The New Tax Law & Its Impact on Real Estate

Last December, we published an article on how the proposed tax legislation could impact real estate in Silicon Valley and beyond. Now that the dust has settled and the tax laws have been approved, finalized and analyzed by industry experts, below is an overview of the implications to real estate.

Tax Rates

There continues to be seven tax brackets based on income but most of these have been lowered. The seven tax brackets are 10%, 12%, 22%, 24%, 32%, 35% and 37%.

The maximum of 15% for capital gains remains unchanged with 20% being applied to those in the highest tax bracket.

There is also a 25% rate on the “recapture” of real estate depreciation.

Mortgage Interest Deductions

The mortgage loan amount that can be deducted has been reduced from $1 million to $750,000. This applies to new loans taken out as of December 14, 2017 or later. All mortgages of the prior $1 million limit issued before this date are grandfathered in and are not subject to the $750,000 limitation. Neither amount is indexed for inflation.

Mortgage interest deductions for second homes remain allowable and are subject to the above requirements.

Homeowners can refinance mortgages that existed prior to the 12/14/2017 date up to $1 million and still deduct interest as long as the new loan does not surpass the amount of the mortgage being refi’ed.

With regard to HELOCs and home equity loans, the new law repeals the deduction of interest for these loans through December 31, 2015. The exception is when the funds from an equity or second mortgage are used to substantially improve the homeowner’s residence.

Standard Deductions

The revised tax laws have nearly doubled the standard deductions. The new deduction for a single taxpayer is now $12,000 (up from $6,350) while the deduction for married filing jointly has increased to $24,000 from the previous amount of $12,700.

State & Local Taxes (SALT)

During the next tax filing period, taxpayers will only be able to deduct a total of $10,000 in both state and local taxes for property, sales or income tax.
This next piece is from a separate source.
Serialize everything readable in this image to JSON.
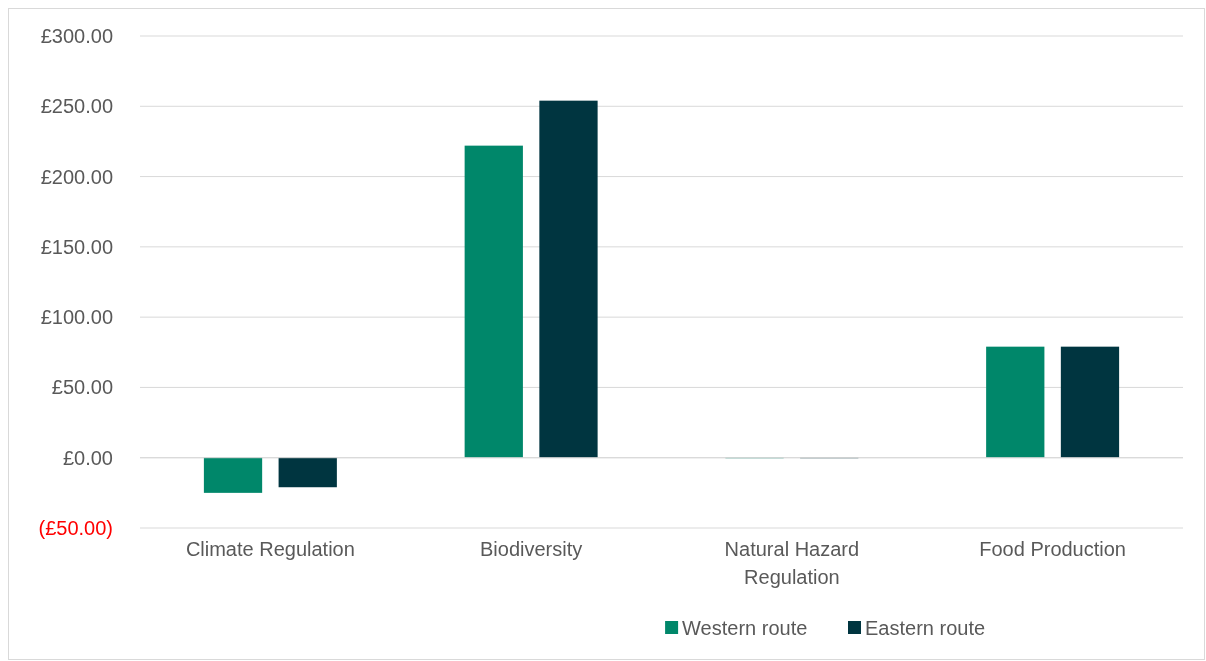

This limit applies to both single and married filers and is not indexed for inflation.

Alternative Minimum Tax (AMT)

The AMT remains but with an increase in the amount of income that is exempt for individuals. This new tax law has repealed the corporate AMT.

Like-Kind (1031) Exchanges

The final bill preserves the existing 1031 exchange rules for real estate but rescinds this like-kind exchange for personal property.

Carried Interest

Carried interest, also referred to as promoted interest, is financial interest in the long-term capital gain of a development. It is typically given to a general partner and can result in paying a lower tax rate.
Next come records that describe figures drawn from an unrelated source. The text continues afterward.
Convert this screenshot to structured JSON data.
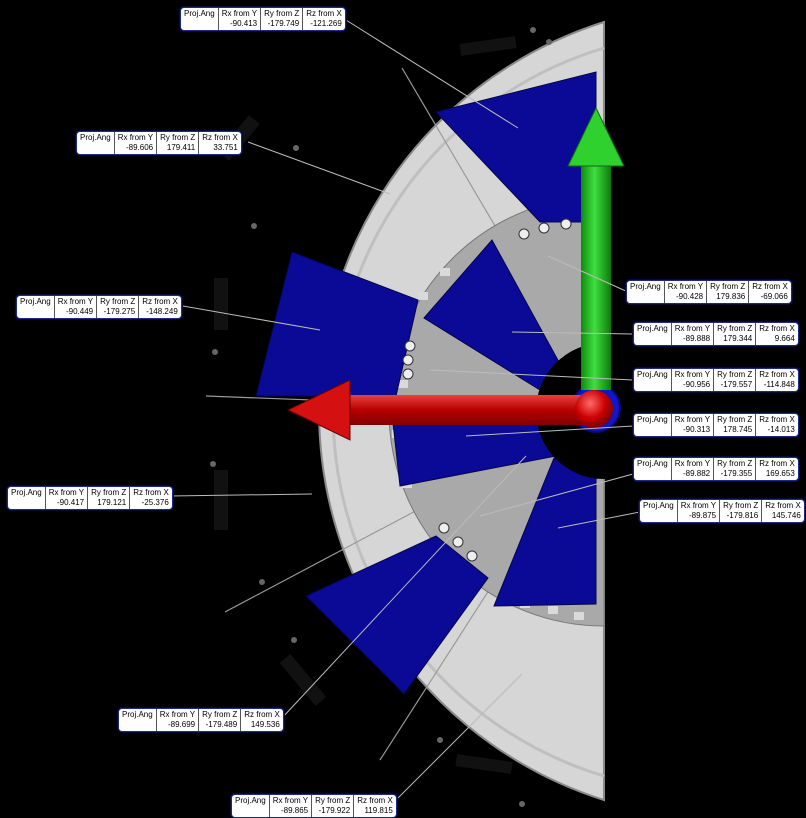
{
  "headers": {
    "proj": "Proj.Ang",
    "rx": "Rx from Y",
    "ry": "Ry from Z",
    "rz": "Rz from X"
  },
  "callouts": [
    {
      "rx": "-90.413",
      "ry": "-179.749",
      "rz": "-121.269"
    },
    {
      "rx": "-89.606",
      "ry": "179.411",
      "rz": "33.751"
    },
    {
      "rx": "-90.449",
      "ry": "-179.275",
      "rz": "-148.249"
    },
    {
      "rx": "-90.417",
      "ry": "179.121",
      "rz": "-25.376"
    },
    {
      "rx": "-89.699",
      "ry": "-179.489",
      "rz": "149.536"
    },
    {
      "rx": "-89.865",
      "ry": "-179.922",
      "rz": "119.815"
    },
    {
      "rx": "-90.428",
      "ry": "179.836",
      "rz": "-69.066"
    },
    {
      "rx": "-89.888",
      "ry": "179.344",
      "rz": "9.664"
    },
    {
      "rx": "-90.956",
      "ry": "-179.557",
      "rz": "-114.848"
    },
    {
      "rx": "-90.313",
      "ry": "178.745",
      "rz": "-14.013"
    },
    {
      "rx": "-89.882",
      "ry": "-179.355",
      "rz": "169.653"
    },
    {
      "rx": "-89.875",
      "ry": "-179.816",
      "rz": "145.746"
    }
  ],
  "colors": {
    "background": "#000000",
    "plate": "#d9d9d9",
    "inner_ring": "#a8a8a8",
    "blue_segment": "#0a0a96",
    "x_axis_arrow": "#cc0000",
    "y_axis_arrow": "#1fbf1f",
    "origin_ring": "#1515c8"
  }
}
The new legislation requires carried interest to be held for three years in order to qualify for the current-law capital gains protocols.

Pass Through Relief

Most entities such as S corporations, limited liability companies and even some sole proprietors will enjoy a 20% deduction off the top of their income. The income thresholds are $157,500 for singles and $315,000 for those married, filing jointly. This includes ALL income sources including rental income.  If taxable income exceeds these amounts but is less than $207,500/$415,000 respectively, a deduction is still possible but at a reduced rate. Estates and trusts are also eligible for this pass through relief.

For specific information on how these new tax laws will affect you, we encourage you to contact your financial advisor or CPA.